Damascus Steel - Sword Makers of the Islamic Civilization

Photo: GetaSword.com


In Sir Walter Scott's book The Talisman, he recreated the scene of October 1192, when Richard Lionheart of England and Saladin the Saracen met to end the Third Crusade (there would be five more after Richard retired to England, depending on how you count your crusades).

Scott imagined an arms demonstration between the two men, Richard wielding a good English broadsword and Saladin, a scimitar of Damascus steel, "a curved and narrow blade, which glittered not like the swords of the Franks, but was, on the contrary, of a dull blue colour, marked with ten millions of meandering lines..." This fearsome weapon, at least in Scott's overblown prose, represented the winner in this medieval arms race... or at least a fair match.

Damascus Steel: Understanding the Alchemy

The legendary sword known as the Damascus steel intimidated the European invaders into the 'Holy Lands' of the Islamic civilization throughout the Crusades (AD 1095-1270). 

Blacksmiths in Europe attempted to match the steel, using the pattern welding technique of alternating layers of steel and iron, folding and twisting the metal during the forging process. 

Sabre #10, Berne Historical Museum, Switzerland, Assad Ullah in the 17th Century.


(Pattern welding was a technique used by swordmakers from around the world, including Celts of the 6th century BC, Vikings of the 11th century AD and the 13th century Japanese.) 

In some cases, the European blacksmiths etched the blade or overlaid the surface of the blade with silver or copper filigree to imitate the characteristic watery lines of the Damascus steel blade. Some scholars credit this search for the Damascus steel process as the origins of modern materials science. But the European blacksmiths never duplicated the solid core Damascus steel, and the secret of its construction was lost even to the Islamic blacksmiths in the mid-18th century.

Wootz Steel and Saracen Blades

Sword of Saladin - Kingdom of Heaven

What is known today about "true" or "oriental" Damascus steel is that it was made from a raw material called wootz steel. Wootz was an exceptional grade of iron ore steel first made in southern and south central India and Sri Lanka perhaps as early as 300 BC. Wootz was extracted from raw iron ore and formed using a crucible to melt, burn away impurities and add important ingredients, including a high carbon content (nearly 1.5% by weight---wrought iron typically has carbon content around .1%). 


The high carbon content is the key--and the achilles heel--in the manufacturing process. High carbon content makes the keen edge and its durability possible; but its presence in the mixture is almost impossible to control. 

Too little carbon and the resulting stuff is wrought iron, too soft for these purposes; too much and you get cast iron, too brittle. If the process doesn't go right, the steel forms plates of cementite, a phase of iron which is hopelessly fragile. Somehow, Islamic metallurgists were able to control for the inherent fragility and forge the raw material into fighting weapons, an ability that somehow was lost in the mid-18th century. 
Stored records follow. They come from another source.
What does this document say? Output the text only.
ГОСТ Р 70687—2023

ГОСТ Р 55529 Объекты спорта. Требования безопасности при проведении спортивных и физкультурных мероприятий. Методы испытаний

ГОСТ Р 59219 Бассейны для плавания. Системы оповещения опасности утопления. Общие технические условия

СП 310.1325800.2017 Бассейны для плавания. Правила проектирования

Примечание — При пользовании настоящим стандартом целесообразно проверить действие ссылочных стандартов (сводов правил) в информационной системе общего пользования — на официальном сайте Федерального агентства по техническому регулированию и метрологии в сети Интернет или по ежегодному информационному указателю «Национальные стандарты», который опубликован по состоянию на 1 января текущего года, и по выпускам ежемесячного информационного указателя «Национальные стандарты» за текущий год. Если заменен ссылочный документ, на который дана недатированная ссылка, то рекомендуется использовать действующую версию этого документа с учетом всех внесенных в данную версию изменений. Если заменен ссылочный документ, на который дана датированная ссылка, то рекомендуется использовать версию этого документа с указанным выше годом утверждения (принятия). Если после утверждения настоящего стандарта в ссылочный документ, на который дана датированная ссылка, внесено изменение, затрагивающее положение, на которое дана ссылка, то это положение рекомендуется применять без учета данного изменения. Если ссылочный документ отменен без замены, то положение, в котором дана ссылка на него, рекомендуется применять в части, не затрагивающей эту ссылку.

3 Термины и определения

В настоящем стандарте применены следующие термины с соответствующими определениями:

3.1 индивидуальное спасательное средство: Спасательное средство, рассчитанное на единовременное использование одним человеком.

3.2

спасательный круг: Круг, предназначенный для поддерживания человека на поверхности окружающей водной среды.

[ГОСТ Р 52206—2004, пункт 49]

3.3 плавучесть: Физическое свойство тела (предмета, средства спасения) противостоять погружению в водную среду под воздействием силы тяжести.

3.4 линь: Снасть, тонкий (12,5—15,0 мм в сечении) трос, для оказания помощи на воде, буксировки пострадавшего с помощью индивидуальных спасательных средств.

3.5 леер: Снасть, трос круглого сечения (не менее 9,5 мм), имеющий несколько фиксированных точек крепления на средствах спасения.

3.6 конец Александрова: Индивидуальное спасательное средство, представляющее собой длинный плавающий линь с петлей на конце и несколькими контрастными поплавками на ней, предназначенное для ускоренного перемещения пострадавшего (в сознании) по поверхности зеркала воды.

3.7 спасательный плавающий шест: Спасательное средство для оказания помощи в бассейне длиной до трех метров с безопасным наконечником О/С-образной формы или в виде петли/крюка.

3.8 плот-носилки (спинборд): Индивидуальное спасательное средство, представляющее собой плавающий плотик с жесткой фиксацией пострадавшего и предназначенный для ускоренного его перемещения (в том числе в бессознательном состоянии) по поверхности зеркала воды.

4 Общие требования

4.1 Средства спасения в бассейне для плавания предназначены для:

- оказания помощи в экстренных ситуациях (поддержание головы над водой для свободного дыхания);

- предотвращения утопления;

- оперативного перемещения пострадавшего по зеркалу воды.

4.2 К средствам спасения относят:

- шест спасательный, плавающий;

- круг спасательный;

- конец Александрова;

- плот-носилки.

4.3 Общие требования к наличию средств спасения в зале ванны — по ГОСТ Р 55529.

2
But the problem is: it doesn't really make any sense that blacksmiths would lose such a useful technology. Since the knowledge of the forgers has been lost many researchers have sought it, and in fact this report is based on their findings over the past decade or more. But in a recent article in Nature, a research team led by Peter Paufler at the University of Dresden report that they may have an idea of the mechanics of how the high carbon steel was created and why it disappeared. That idea lies in that most modern of materials sciences: nanotechnology.

The word 'nanotechnology' might seem a little odd to be applied to a technology that is clearly several centuries old. After all, a 'nanometer' is something that means one billionth part of meter, something no one could have measured until very recently. But in this sense, nanotechnology refers to the purposeful (and accidental) inclusion of very very tiny amounts of materials to create chemical reactions at the quantum level. 

Nanotechnology played a role in the mixing of Maya blue, that amazing color in Maya murals from 8th century America. Stained glass windows from the European Renaissance, colored glasses in Bronze Age Egypt, and violins from the 18th century master Stradivari all benefited from the creative use of tiny amounts of inclusions of foreign matter placed into created objects, creating quantum level qualitative changes in the product. Nanotechnology then is alchemy in its most pure form. 

And so, nanotechnology--the inclusion of tiny amounts of foreign matter into a smelted iron product--had a crucial role in the construction of the Damascan blade. But... what were those elements and how did they get in there? The secret alchemy of making a Damascan blade was lost by the middle of the 18th century.

 European blacksmiths before then, and all those who came before the end of the last century who attempted to make their own blades failed to overcome the problems inherent in a high-carbon content, and could not explain how ancient Syrian blacksmiths achieved the filigreed surface and quality of the finished product.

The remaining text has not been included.